The Wetmores' decision to keep Juliana brought different reactions, especially on social media: "Damn thing should have been euthanized,” read one of the comments, FCN reported. The Wetmores, doctors, and others remained horrified by this reaction, but used it as motivation to continue to give Juliana a normal and healthy life.

Her parents support her entirely and believe Juliana is “showing the world” beauty is only skin deep. Parents from all walks of life have even used the 11-year-old’s story to teach their own children that true beauty is not defined by what’s on the outside. "This story is much bigger than us or Juliana," Thom said, the NY Daily News reported. "God never gives you more than you can handle."
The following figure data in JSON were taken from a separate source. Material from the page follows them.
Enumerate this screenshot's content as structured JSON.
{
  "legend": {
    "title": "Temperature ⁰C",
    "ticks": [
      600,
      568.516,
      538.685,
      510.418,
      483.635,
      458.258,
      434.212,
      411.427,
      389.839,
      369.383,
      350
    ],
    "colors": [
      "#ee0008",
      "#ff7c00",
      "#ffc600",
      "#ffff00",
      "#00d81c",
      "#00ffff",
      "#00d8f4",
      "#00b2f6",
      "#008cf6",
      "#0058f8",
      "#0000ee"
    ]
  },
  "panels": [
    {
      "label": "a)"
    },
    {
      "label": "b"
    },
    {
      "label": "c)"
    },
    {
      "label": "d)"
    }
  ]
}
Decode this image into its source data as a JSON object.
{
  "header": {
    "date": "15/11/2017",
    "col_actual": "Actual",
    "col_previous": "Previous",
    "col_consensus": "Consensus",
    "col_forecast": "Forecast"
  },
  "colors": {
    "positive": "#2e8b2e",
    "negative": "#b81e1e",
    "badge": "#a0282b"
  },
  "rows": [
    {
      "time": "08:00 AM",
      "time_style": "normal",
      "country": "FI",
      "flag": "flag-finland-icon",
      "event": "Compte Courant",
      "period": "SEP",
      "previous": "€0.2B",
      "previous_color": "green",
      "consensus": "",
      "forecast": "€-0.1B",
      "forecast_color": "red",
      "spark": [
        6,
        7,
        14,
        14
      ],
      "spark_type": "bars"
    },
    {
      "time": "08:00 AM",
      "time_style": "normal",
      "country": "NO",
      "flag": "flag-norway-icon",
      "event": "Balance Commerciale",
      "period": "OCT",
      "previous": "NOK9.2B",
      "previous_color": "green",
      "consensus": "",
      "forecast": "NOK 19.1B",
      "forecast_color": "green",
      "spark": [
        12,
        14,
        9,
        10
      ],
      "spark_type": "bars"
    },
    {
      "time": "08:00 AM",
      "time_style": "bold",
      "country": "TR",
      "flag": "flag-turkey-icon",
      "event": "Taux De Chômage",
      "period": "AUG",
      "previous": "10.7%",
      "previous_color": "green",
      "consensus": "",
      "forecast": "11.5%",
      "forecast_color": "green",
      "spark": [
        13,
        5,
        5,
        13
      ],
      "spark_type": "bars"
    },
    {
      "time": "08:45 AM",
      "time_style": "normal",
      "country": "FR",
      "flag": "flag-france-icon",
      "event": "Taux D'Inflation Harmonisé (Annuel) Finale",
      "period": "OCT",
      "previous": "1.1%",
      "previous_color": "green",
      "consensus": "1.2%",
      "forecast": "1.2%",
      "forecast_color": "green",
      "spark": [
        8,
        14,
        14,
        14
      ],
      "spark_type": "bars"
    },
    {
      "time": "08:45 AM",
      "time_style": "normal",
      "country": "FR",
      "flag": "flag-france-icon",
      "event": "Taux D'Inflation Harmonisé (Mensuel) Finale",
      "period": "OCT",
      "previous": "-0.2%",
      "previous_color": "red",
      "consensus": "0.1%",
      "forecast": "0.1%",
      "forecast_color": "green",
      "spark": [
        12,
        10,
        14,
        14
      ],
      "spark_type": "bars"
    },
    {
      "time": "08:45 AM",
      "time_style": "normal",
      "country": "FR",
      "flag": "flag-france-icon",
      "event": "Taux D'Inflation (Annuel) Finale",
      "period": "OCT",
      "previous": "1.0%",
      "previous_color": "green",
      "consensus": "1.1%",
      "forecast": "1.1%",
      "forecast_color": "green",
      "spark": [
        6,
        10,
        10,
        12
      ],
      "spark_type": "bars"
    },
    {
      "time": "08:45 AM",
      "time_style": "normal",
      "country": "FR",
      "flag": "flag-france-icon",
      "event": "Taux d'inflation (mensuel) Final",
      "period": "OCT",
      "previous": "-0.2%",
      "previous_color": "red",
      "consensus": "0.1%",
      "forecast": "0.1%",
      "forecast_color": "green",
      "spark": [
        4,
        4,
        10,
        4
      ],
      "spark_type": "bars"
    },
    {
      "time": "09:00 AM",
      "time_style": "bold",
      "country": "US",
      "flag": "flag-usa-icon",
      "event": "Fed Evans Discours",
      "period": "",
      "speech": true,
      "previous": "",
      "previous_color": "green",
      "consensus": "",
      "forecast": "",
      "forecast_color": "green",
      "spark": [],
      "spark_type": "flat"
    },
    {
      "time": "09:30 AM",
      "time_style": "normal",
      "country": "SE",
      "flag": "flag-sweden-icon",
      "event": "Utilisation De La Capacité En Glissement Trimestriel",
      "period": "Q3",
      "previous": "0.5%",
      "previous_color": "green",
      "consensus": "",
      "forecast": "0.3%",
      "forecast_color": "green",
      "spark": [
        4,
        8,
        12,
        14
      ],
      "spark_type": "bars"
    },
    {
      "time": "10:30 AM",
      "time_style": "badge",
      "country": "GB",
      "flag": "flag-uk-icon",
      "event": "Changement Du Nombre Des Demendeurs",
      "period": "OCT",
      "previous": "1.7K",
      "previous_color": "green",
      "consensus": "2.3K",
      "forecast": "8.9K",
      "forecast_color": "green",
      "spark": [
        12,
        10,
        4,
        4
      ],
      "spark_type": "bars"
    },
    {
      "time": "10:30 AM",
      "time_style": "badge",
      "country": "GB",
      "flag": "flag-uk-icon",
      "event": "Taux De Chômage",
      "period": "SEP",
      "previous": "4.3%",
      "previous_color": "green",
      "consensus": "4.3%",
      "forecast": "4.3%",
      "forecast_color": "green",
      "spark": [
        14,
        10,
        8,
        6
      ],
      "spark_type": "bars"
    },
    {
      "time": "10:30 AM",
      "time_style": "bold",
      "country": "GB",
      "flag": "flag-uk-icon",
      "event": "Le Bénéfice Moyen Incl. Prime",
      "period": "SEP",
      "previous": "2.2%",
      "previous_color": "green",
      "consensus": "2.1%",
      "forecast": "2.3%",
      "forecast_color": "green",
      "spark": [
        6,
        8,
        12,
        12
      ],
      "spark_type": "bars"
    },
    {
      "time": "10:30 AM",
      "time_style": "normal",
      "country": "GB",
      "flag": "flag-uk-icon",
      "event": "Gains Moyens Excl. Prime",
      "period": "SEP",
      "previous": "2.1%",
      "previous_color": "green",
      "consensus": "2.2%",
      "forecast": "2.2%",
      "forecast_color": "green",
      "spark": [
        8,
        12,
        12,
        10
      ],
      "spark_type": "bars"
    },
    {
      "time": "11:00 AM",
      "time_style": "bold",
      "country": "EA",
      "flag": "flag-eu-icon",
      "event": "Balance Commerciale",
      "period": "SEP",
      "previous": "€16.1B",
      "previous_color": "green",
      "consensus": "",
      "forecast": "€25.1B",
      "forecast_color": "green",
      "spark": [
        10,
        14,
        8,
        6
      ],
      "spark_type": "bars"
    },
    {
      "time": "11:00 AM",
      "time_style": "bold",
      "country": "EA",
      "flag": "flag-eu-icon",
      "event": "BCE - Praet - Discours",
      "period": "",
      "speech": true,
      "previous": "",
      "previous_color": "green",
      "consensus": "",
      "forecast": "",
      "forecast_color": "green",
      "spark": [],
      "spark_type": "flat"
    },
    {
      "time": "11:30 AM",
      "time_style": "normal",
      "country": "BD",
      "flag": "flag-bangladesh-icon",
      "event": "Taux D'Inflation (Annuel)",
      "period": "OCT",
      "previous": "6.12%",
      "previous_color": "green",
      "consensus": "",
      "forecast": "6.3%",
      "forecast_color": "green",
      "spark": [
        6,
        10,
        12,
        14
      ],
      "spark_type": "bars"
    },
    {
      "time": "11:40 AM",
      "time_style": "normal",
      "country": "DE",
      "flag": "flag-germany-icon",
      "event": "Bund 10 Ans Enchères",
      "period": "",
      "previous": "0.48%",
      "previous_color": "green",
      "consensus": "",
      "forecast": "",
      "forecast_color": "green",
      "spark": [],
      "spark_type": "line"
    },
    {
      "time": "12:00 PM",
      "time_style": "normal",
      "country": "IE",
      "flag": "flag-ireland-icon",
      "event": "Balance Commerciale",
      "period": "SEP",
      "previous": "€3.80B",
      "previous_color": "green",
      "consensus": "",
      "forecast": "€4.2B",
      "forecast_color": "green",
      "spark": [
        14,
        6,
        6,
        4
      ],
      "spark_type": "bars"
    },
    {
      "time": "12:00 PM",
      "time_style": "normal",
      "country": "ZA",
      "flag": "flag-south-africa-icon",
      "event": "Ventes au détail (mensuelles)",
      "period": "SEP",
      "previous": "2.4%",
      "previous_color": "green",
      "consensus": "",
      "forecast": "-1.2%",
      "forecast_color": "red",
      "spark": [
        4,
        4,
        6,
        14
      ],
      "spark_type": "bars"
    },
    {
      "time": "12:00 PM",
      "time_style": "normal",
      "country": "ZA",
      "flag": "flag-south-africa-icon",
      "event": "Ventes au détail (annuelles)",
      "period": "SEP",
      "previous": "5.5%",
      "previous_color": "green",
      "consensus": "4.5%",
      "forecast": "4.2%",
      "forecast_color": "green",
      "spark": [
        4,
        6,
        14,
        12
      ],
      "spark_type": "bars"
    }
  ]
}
Juliana is not alone in her day-to-day struggles. Alongside the help she gets from her parents and her older sister Kendra, the adolescent receives the support from her Ukrainian adopted sister Danica, who also suffers from the same condition. In 2010, the Wetmores did a Google search on "Treacher Collins adoption,” where they found a photo of Danica in an orphanage in Ukraine, USA Today reported. Her medical condition is not as severe as Juliana’s.

The girls have been inseparable since they’ve met. They speak sign language to each other and swing together on the playground at school. The Wetmores believe Juliana and Danica will always be able to understand the struggles they face when other people cannot relate.

Juliana still has some hurdles to overcome as she still relies on a tracheotomy tube to eat, primarily receiving liquid nutrition. Currently, she can swallow and digest foods such as Italian Ice. Her parents hope she will be able to eat on her own one day.

The 11-year-old still has a pending surgery this summer to define her cheek bones. Although her surgeries haven’t given her a “typical” looking face, Juliana has expressed to her parents she is satisfied now with how she looks. The Wetmores say they don’t want to pressure her into any more surgeries.